The Ontario Court of Appeal recently issued its reasons in the case of Di Tomaso v. Crown Metal Packaging Canada LP clarifying two issues:  a) How often can employment be extended after a notice of termination is provided without the need to provide a fresh notice of termination; and b) Is there a general cap on common law notice for clerical and other unskilled workers?

Mr. Di Tomaso worked for Crown Metal for 33 years.  He was advised on September 9, 2009 that the plant was closing and his last day of work would be November 6, 2009.  He was 62 years of age, and held the position of two-piece mechanic and press maintainer.  In early November 2009, Mr. Di Tomaso was advised that his employment would be continued to December 18, 2009, then to February 19, 2010, and then again to February 26, 2010.  On February 24, 2010, the company confirmed that his last day would be February 26, 2010.  Mr. Di Tomaso was provided with no pay in lieu of notice, but was paid the requisite 26 weeks severance pay.  Mr. Di Tomaso sued for wrongful dismissal and claimed that he was owed 24 months’ notice at common law.  Crown Metal argued that it had provided Mr. Di Tomaso with working notice from September 9, 2009 to February 26, 2010, and therefore, owed him no further notice.  In the alternative it argued that he was entitled to no more than twelve months’ notice.

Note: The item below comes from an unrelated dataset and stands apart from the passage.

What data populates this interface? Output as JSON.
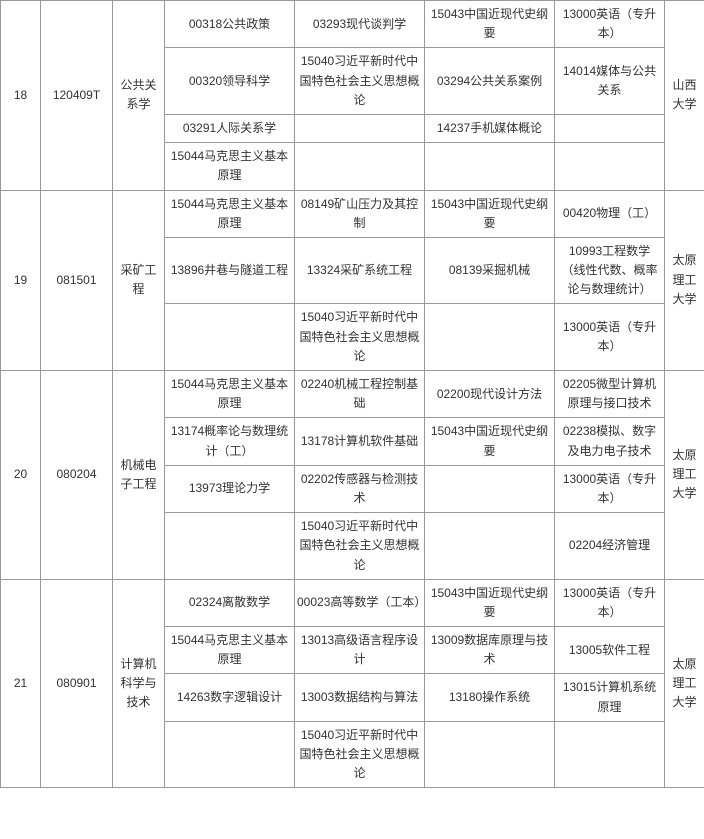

Section 6 of Regulation 288/01 under the ESA (the “Regulations”) expressly deals with the extension of employment after the provision of notice of termination as follows:

An employer who has given an employee notice of termination in accordance with the Act and the regulations may provide temporary work to the employee without providing a further notice of termination in respect of the day on which the employee’s employment is finally terminated if that day occurs not later than 13 weeks after the termination date specified in the original notice.

The provision of temporary work to an employee in the circumstances described in subsection (1) does not affect the termination date as specified in the notice or the employee’s period of employment.

Crown Metal argued that each extension of Mr. Di Tomaso’s employment was less than 13 weeks, and therefore, a fresh notice of termination was not required.

The Court of Appeal held that an employee’s employment may be extended for no more than thirteen weeks after the original notice, otherwise fresh notice of termination must be provided.  In other words, successive or serial extensions are cumulative from the date of the original notice of termination.  The Court of Appeal went on to state that a notice of termination must be clear and unambiguous.  The continual extensions of employment in the Di Tomaso case created an ambiguity as to Mr. Di Tomaso’s final date of work.   Accordingly, the Court of Appeal held that Mr. Di Tomaso’s notice of termination was not effective until February 24, 2010.  Given that his last day of work was February 26, 2010, he was only provided with two days’ working notice, and was therefore, entitled to additional pay in lieu of notice.

With respect to the common law notice to which Mr. Di Tomaso was entitled, Crown Metal argued that previous case law established a cap of twelve months for clerical and other unskilled workers.  Crown Metal further argued that of all of the Bardal factors1 to be considered in determining notice, the greatest amount of weight ought to be given to an employee’s character of employment.  The Court of Appeal held that no one Bardal factor is to be given disproportionate weight over the others and there is no set cap on the amount of notice to which clerical and other unskilled workers are entitled.  In determining notice, the Bardal factors must still be applied on a case by case basis.  Based upon Mr. Di Tomaso’s age, years of service, and character of his employment, the trial judge’s earlier award of twenty-two months’ notice was upheld.

The Di Tomaso underscores the need for employers to monitor the total number of weeks that have passed in the event that employment is extended beyond the original effective date of a notice of termination.  If the employee’s actual last day of work will occur even one day beyond thirteen weeks following the original notice of termination, a new notice of termination must be provided to the employee.  All notices of termination must be in writing to be effective and must clearly set out the employee’s final day of work.  In calculating an employee’s notice entitlement, employers must remember that absent a written contract of employment limiting an employee’s entitlement, the employee is also entitled to reasonable notice of termination under the common law.  Although prior case law provides guidance as to the amount of notice to which a particular employee might be entitled, there is no fixed amount of notice for any class of employee.  All employers should seriously consider limiting their liability by requiring each employee to sign a written employment agreement clearly setting out the notice to which they will be entitled upon termination of employment, thereby avoiding the uncertain and often significant liability under the common law.